Based upon what FBI Director James Comey told a Senate Judiciary Committee Wednesday, it seems the Bureau has backed off the idea of a "government backdoor" per se, as long as technology companies themselves can still access customers' data (and thus surrender it to law enforcement when legally subpoenaed).
Comey's main grievance, therefore, is end-to-end encryption.
"The government shouldn't be telling people how to operate their systems," Comey said. "We are in a place where we understand it's not a technical issue; it's a business model question."
Amy Hess, the FBI’s executive assistant director for science and technology, used similar language in an interview with the Washington Post this week.
Firms that feared being tagged as tools of a privacy-invading government became less willing to assist in surveillance “because it was perceived as not a good business model to be seen as cooperating with the government,” Hess said.

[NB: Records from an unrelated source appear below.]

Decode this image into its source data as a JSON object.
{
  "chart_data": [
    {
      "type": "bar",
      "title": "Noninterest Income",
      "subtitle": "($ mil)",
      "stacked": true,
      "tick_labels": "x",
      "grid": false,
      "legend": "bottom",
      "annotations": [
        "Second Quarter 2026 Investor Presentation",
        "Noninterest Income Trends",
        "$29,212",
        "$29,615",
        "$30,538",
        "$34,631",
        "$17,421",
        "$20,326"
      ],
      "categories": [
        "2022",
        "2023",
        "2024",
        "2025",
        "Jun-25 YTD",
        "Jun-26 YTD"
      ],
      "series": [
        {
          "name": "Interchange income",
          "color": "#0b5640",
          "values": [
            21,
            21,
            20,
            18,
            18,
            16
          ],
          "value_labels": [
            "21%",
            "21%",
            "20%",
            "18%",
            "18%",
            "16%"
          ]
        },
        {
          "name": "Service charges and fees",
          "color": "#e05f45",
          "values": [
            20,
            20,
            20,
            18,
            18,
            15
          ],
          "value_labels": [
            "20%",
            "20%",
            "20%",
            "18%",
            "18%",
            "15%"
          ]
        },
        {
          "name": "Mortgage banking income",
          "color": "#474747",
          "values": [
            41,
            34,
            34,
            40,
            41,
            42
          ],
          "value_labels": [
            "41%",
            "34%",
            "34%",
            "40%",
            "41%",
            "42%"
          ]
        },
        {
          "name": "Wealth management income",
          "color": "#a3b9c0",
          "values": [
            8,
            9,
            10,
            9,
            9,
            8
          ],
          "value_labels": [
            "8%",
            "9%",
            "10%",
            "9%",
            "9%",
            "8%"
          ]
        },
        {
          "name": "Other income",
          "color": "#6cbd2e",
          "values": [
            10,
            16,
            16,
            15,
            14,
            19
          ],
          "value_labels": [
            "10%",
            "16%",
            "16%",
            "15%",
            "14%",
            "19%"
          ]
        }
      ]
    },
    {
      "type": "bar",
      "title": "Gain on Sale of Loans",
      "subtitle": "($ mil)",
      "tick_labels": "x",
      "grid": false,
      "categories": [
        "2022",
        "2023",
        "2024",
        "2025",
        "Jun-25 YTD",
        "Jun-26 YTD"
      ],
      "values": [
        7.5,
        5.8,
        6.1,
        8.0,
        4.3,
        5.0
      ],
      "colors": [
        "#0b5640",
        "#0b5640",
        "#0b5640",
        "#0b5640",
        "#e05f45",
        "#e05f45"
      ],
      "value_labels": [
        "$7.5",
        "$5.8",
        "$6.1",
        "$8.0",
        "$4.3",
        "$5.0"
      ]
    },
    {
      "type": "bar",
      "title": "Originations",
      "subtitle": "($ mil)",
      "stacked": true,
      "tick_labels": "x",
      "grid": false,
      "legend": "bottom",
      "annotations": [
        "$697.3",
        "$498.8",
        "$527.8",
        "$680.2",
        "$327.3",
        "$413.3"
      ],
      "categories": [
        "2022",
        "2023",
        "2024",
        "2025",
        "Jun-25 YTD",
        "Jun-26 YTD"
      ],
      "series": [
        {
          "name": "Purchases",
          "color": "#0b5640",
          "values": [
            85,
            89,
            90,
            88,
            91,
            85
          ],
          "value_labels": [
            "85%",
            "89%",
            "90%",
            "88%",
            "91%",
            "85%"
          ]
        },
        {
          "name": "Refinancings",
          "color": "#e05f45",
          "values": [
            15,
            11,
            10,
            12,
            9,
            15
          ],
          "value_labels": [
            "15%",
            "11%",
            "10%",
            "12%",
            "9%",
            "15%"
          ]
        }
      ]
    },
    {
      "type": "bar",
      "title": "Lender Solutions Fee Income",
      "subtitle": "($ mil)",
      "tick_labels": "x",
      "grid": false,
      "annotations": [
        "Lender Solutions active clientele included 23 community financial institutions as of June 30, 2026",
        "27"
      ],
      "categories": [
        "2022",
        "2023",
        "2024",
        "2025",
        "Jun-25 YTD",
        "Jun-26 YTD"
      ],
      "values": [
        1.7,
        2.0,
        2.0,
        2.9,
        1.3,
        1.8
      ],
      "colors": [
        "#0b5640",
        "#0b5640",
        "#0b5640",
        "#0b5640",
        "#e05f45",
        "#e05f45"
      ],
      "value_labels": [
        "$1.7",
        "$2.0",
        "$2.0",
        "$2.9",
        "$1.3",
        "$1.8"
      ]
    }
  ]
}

It used to be, she said, that companies meeting a legal requirement to provide “technical assistance” generally would try to comply with wiretap orders. “Now all of a sudden we get hung up on the question of what, exactly, does that mean I have to provide to you?” she said.
American technology companies' concerns that their cooperation with the U.S. government was bad for business were not entirely unfounded. In October, worries about NSA snooping and other surveillance caused the European Court of Justice to strike down Safe Harbor, the data transfer agreement that had, for the past 15 years, allowed multinationals to store Europeans’ data in the U.S. if the companies agree to comply with Europe’s data privacy laws.
Today, the European Union's Justice Commissioner said that the new data transfer pact that will replace Safe Harbor will give the EU the right to "pull the plug on the deal if it fears the United States is not safeguarding privacy enough," Reuters reports.
In the interview with the Post, Hess also confirmed for the first time that the FBI uses zero-day exploits. From the story:
[Hess] said the trade-off is one the bureau wrestles with. “What is the greater good — to be able to identify a person who is threatening public safety?” Or to alert software makers to bugs that, if unpatched, could leave consumers vulnerable?
“How do we balance that?” she said. “That is a constant challenge for us.”